The Cyclic 115’s ample tip and tail rocker not only disengage the extremities for easier swiveling, their soft flex lets the ski bow in soft snow, compressing the cambered center section and energizing the turn exit. The Cyclic 115 knows how to set a rhythm even white guys can dance to, using its coiled rebound energy to guide the skier into the next move. Whether slashing through freshies or crushing crud, the Cyclic 115 slithers through the snow with the confidence and grace of a professional hoofer.
If the Confession feels guilty, it might be because it knows where all the bodies are buried. With two sheets of Titanal in its guts it doesn’t so much float as burrow, blasting its way through wind crust, spring porridge or ragged crud. After a run on the Confession, you’re looking for other worlds to conquer. It’s like have an army of earthmovers on each foot, rolling over once powdery pastures and turning them into pavement.
If you are an aficionado of twin-tip design, then the Blizzard Gunsmoke is your kind of ski. Characteristic of the genre, the Gunsmoke maintains a loose connection to the snow whether it’s soft or hard. Compared to the down-the-fall-line orientation of the Bodacious, the Gunsmoke is a swivel stick.
But compared to many other twin tips, the Gunsmoke is a paradigm of stability. It pushes piles of set-up crud aside like a super villain parting a crowd of civilians. Skis 114mm wide at the waist aren’t particularly easy to hoist up to a high edge, but if you have the skills to get the Gunsmoke there, it holds.
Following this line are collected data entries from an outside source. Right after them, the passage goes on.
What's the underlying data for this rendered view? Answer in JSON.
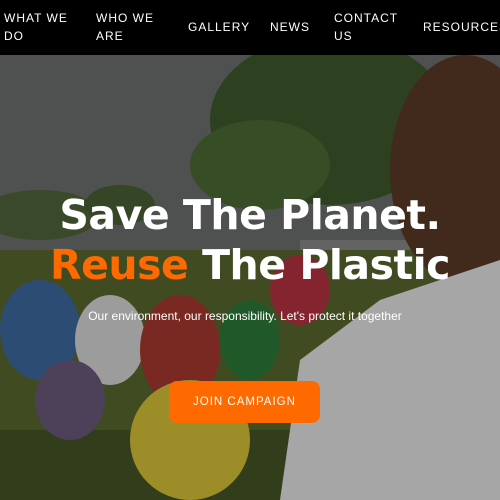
{
  "nav": {
    "items": [
      {
        "label": "WHAT WE DO"
      },
      {
        "label": "WHO WE ARE"
      },
      {
        "label": "GALLERY"
      },
      {
        "label": "NEWS"
      },
      {
        "label": "CONTACT US"
      },
      {
        "label": "RESOURCES"
      }
    ]
  },
  "hero": {
    "title_line1": "Save The Planet.",
    "title_accent": "Reuse",
    "title_line2_rest": " The Plastic",
    "tagline": "Our environment, our responsibility. Let's protect it together",
    "cta_label": "JOIN CAMPAIGN"
  },
  "colors": {
    "accent": "#ff6a00",
    "navbar": "#000000",
    "text": "#ffffff"
  }
}
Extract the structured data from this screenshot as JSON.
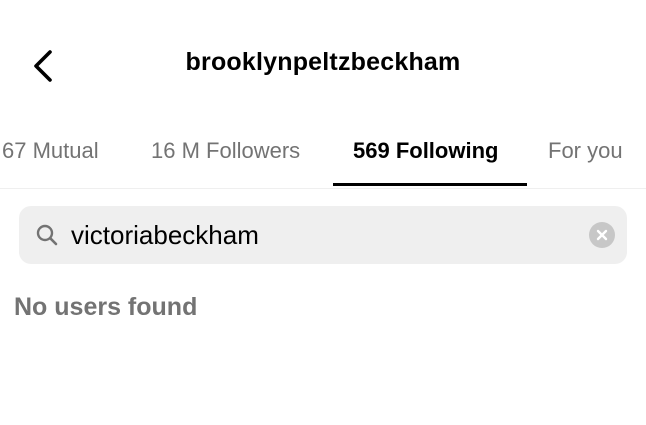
{
  "header": {
    "title": "brooklynpeltzbeckham",
    "back_icon": "chevron-left-icon"
  },
  "tabs": [
    {
      "label": "67 Mutual",
      "active": false
    },
    {
      "label": "16 M Followers",
      "active": false
    },
    {
      "label": "569 Following",
      "active": true
    },
    {
      "label": "For you",
      "active": false
    }
  ],
  "search": {
    "value": "victoriabeckham",
    "icon": "search-icon",
    "clear_icon": "clear-icon"
  },
  "results": {
    "empty_message": "No users found"
  },
  "colors": {
    "primary_text": "#000000",
    "secondary_text": "#737373",
    "search_background": "#efefef",
    "clear_button": "#c7c7c7"
  }
}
If memory serves, Seth Morrison was the first freeride athlete to have a signature model. He’s been flying the K2 flag for over two decades, often upside down into a crevice of powder surrounded by a rock garden. After a jaw-dropping aerial entry, Seth doesn’t clear out the bottom of couloirs with a sideways smudge but skis a clean line using classic technique.
Just as Morrison is a remarkable hybrid of Old School skills and New School bravura, his ski, the Pinnacle 118, is responsive to conventional, directional ski technique despite an amply rockered baseline. There’s no need to adapt your style to fit the ski or the situation; just aim at the deepest pile of snow you can find and go get it.
The elusive elixir Rossi’s quest hopes to capture is in essence the peppiness of fiberglass, so turns practically finish themselves, married to the calming qualities only metal seems able to provide. Yet marriages of metal and glass often flounder when metal tries to stifle fiberglass’s free spirit. What alchemy will allow metal to maintain its firm hand while giving glass the latitude to frolic down the fall line?
The answer is the Carbon Alloy Matrix Rossi has concocted to boost the Super 7’s power quotient while maintaining its effervescent nature. The stiffer structure can sustain high velocity impacts with calcified crud, yet the Super 7 HD still feels light and maneuverable.